It's been slow going getting through this admittedly long list but here's another one.
This was a really interesting WW2 film about espionage in the waning days of the war in Europe that provides a a bridge, stylistically at least, between the older war/spy genres and the Cold War hard-edged movies that would follow. The show opens with what would have been at the time, a fairly conventional setup with German POWs and their American captors who need intelligence on the German military what has not yet been defeated. You almost expect the movie to lead in a "Dirty Dozen" direction with the commander putting together a team of German prisoners willing to basically betray their own nation but the focus becomes one of the Germans' motivations.
The movie is a little slow to get going with narration doing some of the heavy lifting exposition work but once the scene changes to German soil, the movie gets a lot more interesting. The scenes where the team goes behind enemy lines, which were actually filmed in German cities, look very real with a quality you don't usually see in WW2 movies of that era. The main focus of the movie really is Oskar Werner's young German medic who completely overshadows the top billed star, Richard Basehart. I find Werner, who was really underused in his overall career, great in anything I've seen him in. This was his First American film.

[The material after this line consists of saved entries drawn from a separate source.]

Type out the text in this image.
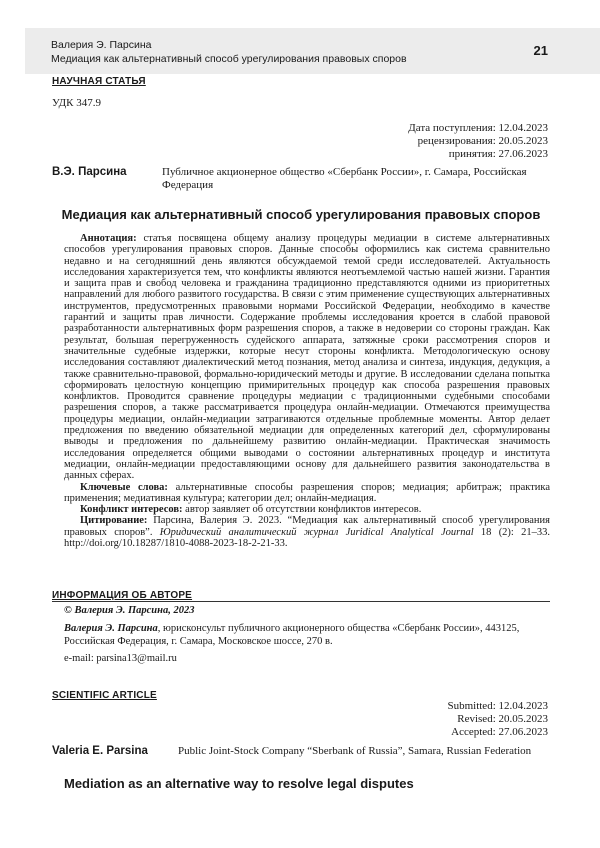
Валерия Э. Парсина
Медиация как альтернативный способ урегулирования правовых споров
21
НАУЧНАЯ СТАТЬЯ
УДК 347.9
Дата поступления: 12.04.2023
рецензирования: 20.05.2023
принятия: 27.06.2023
В.Э. Парсина	Публичное акционерное общество «Сбербанк России», г. Самара, Российская Федерация
Медиация как альтернативный способ урегулирования правовых споров

Аннотация: статья посвящена общему анализу процедуры медиации в системе альтернативных способов урегулирования правовых споров. Данные способы оформились как система сравнительно недавно и на сегодняшний день являются обсуждаемой темой среди исследователей. Актуальность исследования характеризуется тем, что конфликты являются неотъемлемой частью нашей жизни. Гарантия и защита прав и свобод человека и гражданина традиционно представляются одними из приоритетных направлений для любого развитого государства. В связи с этим применение существующих альтернативных инструментов, предусмотренных правовыми нормами Российской Федерации, необходимо в качестве гарантий и защиты прав личности. Содержание проблемы исследования кроется в слабой правовой разработанности альтернативных форм разрешения споров, а также в недоверии со стороны граждан. Как результат, большая перегруженность судейского аппарата, затяжные сроки рассмотрения споров и значительные судебные издержки, которые несут стороны конфликта. Методологическую основу исследования составляют диалектический метод познания, метод анализа и синтеза, индукция, дедукция, а также сравнительно-правовой, формально-юридический методы и другие. В исследовании сделана попытка сформировать целостную концепцию примирительных процедур как способа разрешения правовых конфликтов. Проводится сравнение процедуры медиации с традиционными судебными способами разрешения споров, а также рассматривается процедура онлайн-медиации. Отмечаются преимущества процедуры медиации, онлайн-медиации затрагиваются отдельные проблемные моменты. Автор делает предложения по введению обязательной медиации для определенных категорий дел, сформулированы выводы и предложения по дальнейшему развитию онлайн-медиации. Практическая значимость исследования определяется общими выводами о состоянии альтернативных процедур и института медиации, онлайн-медиации предоставляющими основу для дальнейшего развития законодательства в данных сферах.

Ключевые слова: альтернативные способы разрешения споров; медиация; арбитраж; практика применения; медиативная культура; категории дел; онлайн-медиация.

Конфликт интересов: автор заявляет об отсутствии конфликтов интересов.

Цитирование: Парсина, Валерия Э. 2023. “Медиация как альтернативный способ урегулирования правовых споров”. Юридический аналитический журнал Juridical Analytical Journal 18 (2): 21–33. http://doi.org/10.18287/1810-4088-2023-18-2-21-33.

ИНФОРМАЦИЯ ОБ АВТОРЕ
© Валерия Э. Парсина, 2023
Валерия Э. Парсина, юрисконсульт публичного акционерного общества «Сбербанк России», 443125, Российская Федерация, г. Самара, Московское шоссе, 270 в.
e-mail: parsina13@mail.ru
SCIENTIFIC ARTICLE
Submitted: 12.04.2023
Revised: 20.05.2023
Accepted: 27.06.2023
Valeria E. Parsina	Public Joint-Stock Company “Sberbank of Russia”, Samara, Russian Federation
Mediation as an alternative way to resolve legal disputes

By modern standards, this film is a mixed bag. The voice overs seem creaky now and the Germans, who were as far as I can tell, really Germans (not Brits playing Nazis as a lot of other movies seemed to do) all speak English, even when the scenes are ostensibly in Germany. However, it's unrealistic to expect a Hollywood production to have extended scenes with subtitles in 1951. However, the photography and editing pace, combined with the realism of the bombed-out locations in Germany, make the movie look ahead of its time.
I'll be revisiting this one for sure.